Lohnlücke von Frauen sinkt wie seit Jahren nicht

Berlin (Reuters) – Der Verdienstabstand zwischen Frauen und Männern in Deutschland hat sich im vergangenen Jahr so stark verringert wie seit mindestens 2006 nicht mehr, bleibt aber deutlich.
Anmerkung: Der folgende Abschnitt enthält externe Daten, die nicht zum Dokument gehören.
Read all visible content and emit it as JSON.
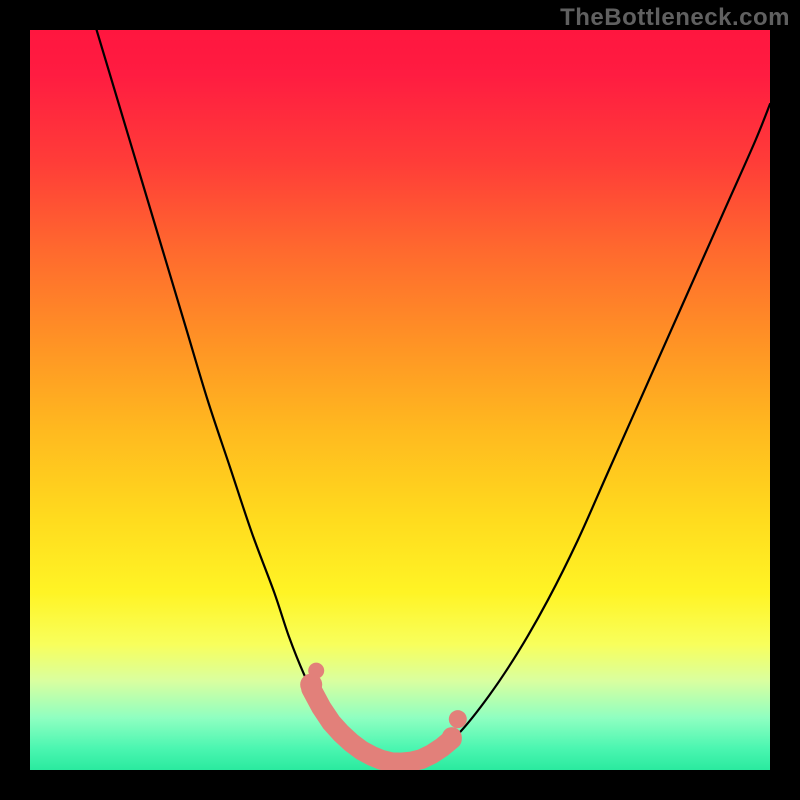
{
  "watermark": "TheBottleneck.com",
  "chart_data": {
    "type": "line",
    "title": "",
    "xlabel": "",
    "ylabel": "",
    "xlim": [
      0,
      100
    ],
    "ylim": [
      0,
      100
    ],
    "series": [
      {
        "name": "bottleneck-curve",
        "x": [
          9,
          12,
          15,
          18,
          21,
          24,
          27,
          30,
          33,
          35,
          37,
          39,
          41,
          43,
          45,
          47,
          49,
          51,
          53,
          55,
          58,
          62,
          66,
          70,
          74,
          78,
          82,
          86,
          90,
          94,
          98,
          100
        ],
        "values": [
          100,
          90,
          80,
          70,
          60,
          50,
          41,
          32,
          24,
          18,
          13,
          9,
          6,
          4,
          2.5,
          1.5,
          1,
          1,
          1.5,
          2.5,
          5,
          10,
          16,
          23,
          31,
          40,
          49,
          58,
          67,
          76,
          85,
          90
        ]
      }
    ],
    "annotations": [
      {
        "name": "valley-marker",
        "shape": "rounded-blob",
        "color": "#e2807a",
        "x_range": [
          38,
          57
        ],
        "y_level": 2
      }
    ],
    "background": {
      "type": "vertical-gradient",
      "stops": [
        {
          "pos": 0.0,
          "color": "#ff163f"
        },
        {
          "pos": 0.3,
          "color": "#ff6a2e"
        },
        {
          "pos": 0.6,
          "color": "#ffdb1e"
        },
        {
          "pos": 0.85,
          "color": "#f0ff70"
        },
        {
          "pos": 1.0,
          "color": "#2aea9f"
        }
      ]
    }
  }
}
Frauen verdienten im Schnitt 16 Prozent weniger als ihre männlichen Kollegen, wie das Statistische Bundesamt am Donnerstag mitteilte. 2023 lag die sogenannte Gender Pay Gap noch bei 18 Prozent. “Das war der stärkste Rückgang seit Beginn der Berechnungen im Jahr 2006”, so die Statistiker. Dabei blieb der Verdienstabstand zwischen Frauen und Männern im Osten (fünf Prozent) weiterhin deutlich kleiner als im Westen (17 Prozent).

“Es ist erfreulich”, kommentierte die wissenschaftliche Direktorin des gewerkschaftsnahen Wirtschafts- und Sozialwissenschaftlichen Instituts (WSI), Bettina Kohlrausch, den Rückgang. “Doch auch ein Lohnunterschied von 16 Prozent zwischen Männern und Frauen spiegelt strukturelle Benachteiligung von Frauen am Arbeitsmarkt wider.” Frauen arbeiteten nach wie vor häufiger in Teilzeit, weil sie deutlich mehr Sorgearbeit als Männer erledigten. Teilzeitarbeit hemme berufliche Aufstiege. “Hier sind die Betriebe in der Pflicht. In Zeiten des Fachkräftemangels sollte bei der Suche nach den besten Köpfen für berufliche Entwicklungen nicht nur auf die männlichen Vollzeitbeschäftigten geschaut werden”, sagte Kohlrausch.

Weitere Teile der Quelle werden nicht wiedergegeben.